I suppose apples response distracted people enough from the real issue much like some in this thread have done…. you have to take note of how many post here are discussing things that have nothing to do with the main issue of spyware Being installed on your hardware. most media have been been duped in the distribution of “ don’t look there, look over here” …. Somewhat successfully burying the story through distraction , I would say a pretty large majority of users still don’t understand the distinction of iCloud scanning versus spyware installation
first as to the issue of the database, apple is creating its own database and to prevent what you are pointing out (not knowing what is in the database) they are using 2 databases (there are databases in the uk and europe) and only using images that match so the images they use are identical and are found in 2 databases
in this way, 2 databases holders would have to collude to plant false images, a very unlikely scenario, this gives us reasonable assurance that the images being scanned against are true images of child abuse and not something else
as to the issue of review, i am assuming that apple will look at the user's photo and make a first determination, this is or isn't abuse or a false positive and then they would alert ncmec, but again there would need to be 30 or more of these images from the user before any of this would happen
i stand to be corrected on this
more research on what apple does with matched images, apparently they do use humans looking at the "visual derivative" which i assume just means the actual photo ...
"If the CSAM finding is confirmed by this independent hash, the visual derivatives are provided to Apple human reviewers for final confirmation.
The reviewers are instructed to confirm that the visual derivatives are CSAM. In that case, the reviewers disable the offending account and report the user to the child safety organization that works with law enforcement to handle the case further."
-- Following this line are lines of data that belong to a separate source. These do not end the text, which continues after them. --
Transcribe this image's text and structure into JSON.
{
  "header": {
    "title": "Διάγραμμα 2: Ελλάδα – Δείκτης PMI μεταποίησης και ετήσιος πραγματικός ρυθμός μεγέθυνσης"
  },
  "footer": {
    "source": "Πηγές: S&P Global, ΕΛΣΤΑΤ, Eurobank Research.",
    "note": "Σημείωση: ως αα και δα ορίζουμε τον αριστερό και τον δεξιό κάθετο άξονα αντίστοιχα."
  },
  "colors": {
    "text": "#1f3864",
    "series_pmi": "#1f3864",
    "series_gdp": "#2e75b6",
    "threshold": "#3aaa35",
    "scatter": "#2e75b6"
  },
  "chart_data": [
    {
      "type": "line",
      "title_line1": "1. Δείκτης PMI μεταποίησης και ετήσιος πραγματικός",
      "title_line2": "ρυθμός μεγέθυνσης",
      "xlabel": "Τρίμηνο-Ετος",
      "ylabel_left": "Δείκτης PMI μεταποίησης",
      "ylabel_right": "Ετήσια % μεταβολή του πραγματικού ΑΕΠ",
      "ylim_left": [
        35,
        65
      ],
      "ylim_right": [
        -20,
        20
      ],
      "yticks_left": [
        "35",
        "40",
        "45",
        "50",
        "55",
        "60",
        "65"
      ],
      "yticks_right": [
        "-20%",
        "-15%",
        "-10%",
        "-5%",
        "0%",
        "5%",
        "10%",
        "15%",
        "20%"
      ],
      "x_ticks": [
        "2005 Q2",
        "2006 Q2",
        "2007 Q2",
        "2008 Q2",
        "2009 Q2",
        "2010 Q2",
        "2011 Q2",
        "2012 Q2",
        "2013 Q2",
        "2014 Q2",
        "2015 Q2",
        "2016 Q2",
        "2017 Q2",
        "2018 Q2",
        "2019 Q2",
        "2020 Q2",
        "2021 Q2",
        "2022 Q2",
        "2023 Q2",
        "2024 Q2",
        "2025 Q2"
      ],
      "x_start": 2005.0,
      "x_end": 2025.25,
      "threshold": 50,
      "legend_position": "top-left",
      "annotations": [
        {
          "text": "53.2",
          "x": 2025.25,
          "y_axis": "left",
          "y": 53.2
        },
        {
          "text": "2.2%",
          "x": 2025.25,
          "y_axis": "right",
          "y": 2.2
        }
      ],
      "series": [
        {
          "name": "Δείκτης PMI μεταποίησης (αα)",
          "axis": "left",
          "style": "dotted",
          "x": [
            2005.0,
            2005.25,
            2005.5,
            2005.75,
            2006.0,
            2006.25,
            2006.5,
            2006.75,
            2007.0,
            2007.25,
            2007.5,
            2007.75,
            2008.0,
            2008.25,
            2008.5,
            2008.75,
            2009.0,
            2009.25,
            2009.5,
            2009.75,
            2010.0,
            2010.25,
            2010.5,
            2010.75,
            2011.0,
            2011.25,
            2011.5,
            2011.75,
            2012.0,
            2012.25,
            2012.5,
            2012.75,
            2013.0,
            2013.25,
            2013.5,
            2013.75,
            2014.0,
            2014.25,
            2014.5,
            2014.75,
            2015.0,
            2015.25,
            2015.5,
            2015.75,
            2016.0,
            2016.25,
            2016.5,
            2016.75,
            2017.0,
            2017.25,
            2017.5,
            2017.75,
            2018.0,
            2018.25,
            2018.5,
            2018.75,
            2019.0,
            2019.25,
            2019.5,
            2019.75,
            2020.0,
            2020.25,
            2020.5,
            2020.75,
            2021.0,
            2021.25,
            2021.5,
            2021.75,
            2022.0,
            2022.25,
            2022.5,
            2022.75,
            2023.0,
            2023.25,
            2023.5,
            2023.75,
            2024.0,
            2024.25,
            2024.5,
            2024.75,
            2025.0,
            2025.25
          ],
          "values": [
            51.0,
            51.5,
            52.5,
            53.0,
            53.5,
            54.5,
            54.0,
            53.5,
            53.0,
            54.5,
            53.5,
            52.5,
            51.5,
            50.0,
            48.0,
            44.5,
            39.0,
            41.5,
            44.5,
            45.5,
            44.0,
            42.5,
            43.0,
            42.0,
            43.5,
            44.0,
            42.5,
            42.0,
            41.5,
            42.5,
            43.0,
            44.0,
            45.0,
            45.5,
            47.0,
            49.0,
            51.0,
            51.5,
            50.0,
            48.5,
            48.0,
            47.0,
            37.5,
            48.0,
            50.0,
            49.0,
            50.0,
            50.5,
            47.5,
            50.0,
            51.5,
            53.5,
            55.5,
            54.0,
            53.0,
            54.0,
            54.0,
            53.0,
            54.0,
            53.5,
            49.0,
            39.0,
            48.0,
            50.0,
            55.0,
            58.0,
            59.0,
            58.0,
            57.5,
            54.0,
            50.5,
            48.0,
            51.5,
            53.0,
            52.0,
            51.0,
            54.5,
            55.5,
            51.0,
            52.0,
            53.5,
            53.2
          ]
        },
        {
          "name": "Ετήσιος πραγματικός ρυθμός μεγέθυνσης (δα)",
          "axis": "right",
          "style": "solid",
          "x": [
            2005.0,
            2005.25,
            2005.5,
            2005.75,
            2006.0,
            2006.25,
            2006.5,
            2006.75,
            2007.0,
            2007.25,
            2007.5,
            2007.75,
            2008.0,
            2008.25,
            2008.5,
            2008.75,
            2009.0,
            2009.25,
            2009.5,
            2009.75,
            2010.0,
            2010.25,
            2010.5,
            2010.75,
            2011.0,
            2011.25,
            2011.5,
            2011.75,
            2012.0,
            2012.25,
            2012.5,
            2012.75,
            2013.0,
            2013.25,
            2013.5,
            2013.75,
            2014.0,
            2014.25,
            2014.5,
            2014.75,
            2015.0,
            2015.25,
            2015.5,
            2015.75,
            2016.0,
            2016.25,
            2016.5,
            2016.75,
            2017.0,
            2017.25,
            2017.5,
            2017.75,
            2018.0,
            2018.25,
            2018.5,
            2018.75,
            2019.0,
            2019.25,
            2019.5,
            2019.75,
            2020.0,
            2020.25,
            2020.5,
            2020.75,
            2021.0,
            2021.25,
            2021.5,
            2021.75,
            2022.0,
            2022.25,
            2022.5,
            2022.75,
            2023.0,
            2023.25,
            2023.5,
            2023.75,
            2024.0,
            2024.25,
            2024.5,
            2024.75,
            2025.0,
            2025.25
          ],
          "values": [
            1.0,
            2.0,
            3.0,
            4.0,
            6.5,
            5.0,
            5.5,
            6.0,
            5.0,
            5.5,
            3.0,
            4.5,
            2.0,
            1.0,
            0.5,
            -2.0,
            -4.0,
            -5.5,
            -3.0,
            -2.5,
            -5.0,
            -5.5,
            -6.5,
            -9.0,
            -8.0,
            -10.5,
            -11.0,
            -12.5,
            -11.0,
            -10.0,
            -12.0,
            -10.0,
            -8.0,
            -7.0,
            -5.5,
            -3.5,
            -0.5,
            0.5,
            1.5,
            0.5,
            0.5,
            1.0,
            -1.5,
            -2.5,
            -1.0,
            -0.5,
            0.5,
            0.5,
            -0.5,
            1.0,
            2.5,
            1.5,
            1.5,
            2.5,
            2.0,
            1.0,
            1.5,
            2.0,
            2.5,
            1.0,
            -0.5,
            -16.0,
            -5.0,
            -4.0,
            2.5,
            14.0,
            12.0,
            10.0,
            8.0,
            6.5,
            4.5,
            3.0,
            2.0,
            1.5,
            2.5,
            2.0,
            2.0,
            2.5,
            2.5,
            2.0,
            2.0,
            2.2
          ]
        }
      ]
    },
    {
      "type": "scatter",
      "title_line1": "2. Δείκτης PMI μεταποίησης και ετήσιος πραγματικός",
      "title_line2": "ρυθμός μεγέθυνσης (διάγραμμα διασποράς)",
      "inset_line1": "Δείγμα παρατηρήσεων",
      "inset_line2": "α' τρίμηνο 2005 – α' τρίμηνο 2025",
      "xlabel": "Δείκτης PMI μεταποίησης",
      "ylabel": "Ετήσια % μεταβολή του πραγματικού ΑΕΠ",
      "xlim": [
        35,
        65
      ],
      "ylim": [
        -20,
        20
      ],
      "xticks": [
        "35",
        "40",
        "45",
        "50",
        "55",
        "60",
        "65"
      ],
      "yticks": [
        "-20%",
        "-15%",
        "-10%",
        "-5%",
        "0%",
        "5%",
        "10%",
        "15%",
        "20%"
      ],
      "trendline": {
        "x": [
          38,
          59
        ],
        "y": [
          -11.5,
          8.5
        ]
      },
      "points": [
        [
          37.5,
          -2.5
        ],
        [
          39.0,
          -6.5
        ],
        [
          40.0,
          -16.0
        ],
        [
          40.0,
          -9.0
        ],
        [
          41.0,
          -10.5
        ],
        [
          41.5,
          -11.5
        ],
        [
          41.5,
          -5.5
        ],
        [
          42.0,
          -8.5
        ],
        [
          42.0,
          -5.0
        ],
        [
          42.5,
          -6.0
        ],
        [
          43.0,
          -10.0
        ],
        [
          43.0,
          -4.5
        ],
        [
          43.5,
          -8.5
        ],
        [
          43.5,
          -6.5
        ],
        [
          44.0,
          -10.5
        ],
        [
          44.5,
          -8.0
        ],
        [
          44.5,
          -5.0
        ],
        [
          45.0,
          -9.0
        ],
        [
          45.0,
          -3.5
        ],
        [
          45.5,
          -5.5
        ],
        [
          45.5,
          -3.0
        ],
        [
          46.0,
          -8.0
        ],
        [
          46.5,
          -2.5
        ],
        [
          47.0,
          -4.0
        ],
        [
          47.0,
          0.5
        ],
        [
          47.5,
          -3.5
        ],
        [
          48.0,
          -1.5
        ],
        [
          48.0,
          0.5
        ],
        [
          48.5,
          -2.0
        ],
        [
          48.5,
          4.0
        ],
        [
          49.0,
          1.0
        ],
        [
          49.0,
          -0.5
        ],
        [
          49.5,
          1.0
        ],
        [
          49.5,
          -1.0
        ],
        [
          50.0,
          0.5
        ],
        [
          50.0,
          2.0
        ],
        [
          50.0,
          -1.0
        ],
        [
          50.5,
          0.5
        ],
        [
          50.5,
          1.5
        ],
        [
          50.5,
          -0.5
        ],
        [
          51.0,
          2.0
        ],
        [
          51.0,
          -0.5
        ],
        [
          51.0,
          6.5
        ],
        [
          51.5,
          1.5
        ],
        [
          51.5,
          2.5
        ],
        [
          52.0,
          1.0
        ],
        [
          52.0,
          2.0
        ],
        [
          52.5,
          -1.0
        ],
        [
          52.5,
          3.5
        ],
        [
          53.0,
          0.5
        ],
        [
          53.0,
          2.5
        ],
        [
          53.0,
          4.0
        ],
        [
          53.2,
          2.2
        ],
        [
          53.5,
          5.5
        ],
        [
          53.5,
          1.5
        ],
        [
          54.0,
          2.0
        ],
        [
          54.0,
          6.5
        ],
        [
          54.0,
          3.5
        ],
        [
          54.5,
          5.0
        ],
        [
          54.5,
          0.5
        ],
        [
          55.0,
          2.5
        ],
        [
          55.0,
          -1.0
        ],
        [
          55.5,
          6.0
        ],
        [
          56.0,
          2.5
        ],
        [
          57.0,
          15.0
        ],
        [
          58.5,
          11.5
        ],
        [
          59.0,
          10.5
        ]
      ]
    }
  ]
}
found more clarification on this, yes, a human will actually review the actual offending photo:
or even in the mathematically unlikely case of a one-in-one-trillion false identification of an account, a human reviewer would see that the visual derivatives for the purportedly-matching images are not CSAM, and would neither disable the account nor file a report with a child safety organization.
Last edited:
go to tineye.com and upload an original image of yours, a tree, a garden, a beach something you have shot, something common that you would expect there are millions of images, maybe a cat
tineye.com searches 45 billion images in milliseconds and so far i have tried about 10 images of mine and not gotten a single false positive, this scan is fast, ridiculously fast, you will notice zero resources used i suspect
the do the encryption keys to your icloud photos but if they scanned for photos in the cloud they would need to decrypt every icloud photo (owned by american users) and then run the scan, i'm pretty sure that would leave them liable to be sued ... not to mention it would cause a s@#$storm, i think that any kiddie porn sitting in icloud at the moment is probably safe (unfortunately)
apple is setting this up as "from this day forward" "this day" = installing ios 15
Last edited:
They do have the keys and can do that easily -- and that's ok for me. I doubt if they can be sued, others do the same thing and it's their servers and their service. That's pretty compelling in U.S. courts...
You got a quote from Apple on that? And how do you account for photos not uploaded from an Apple device?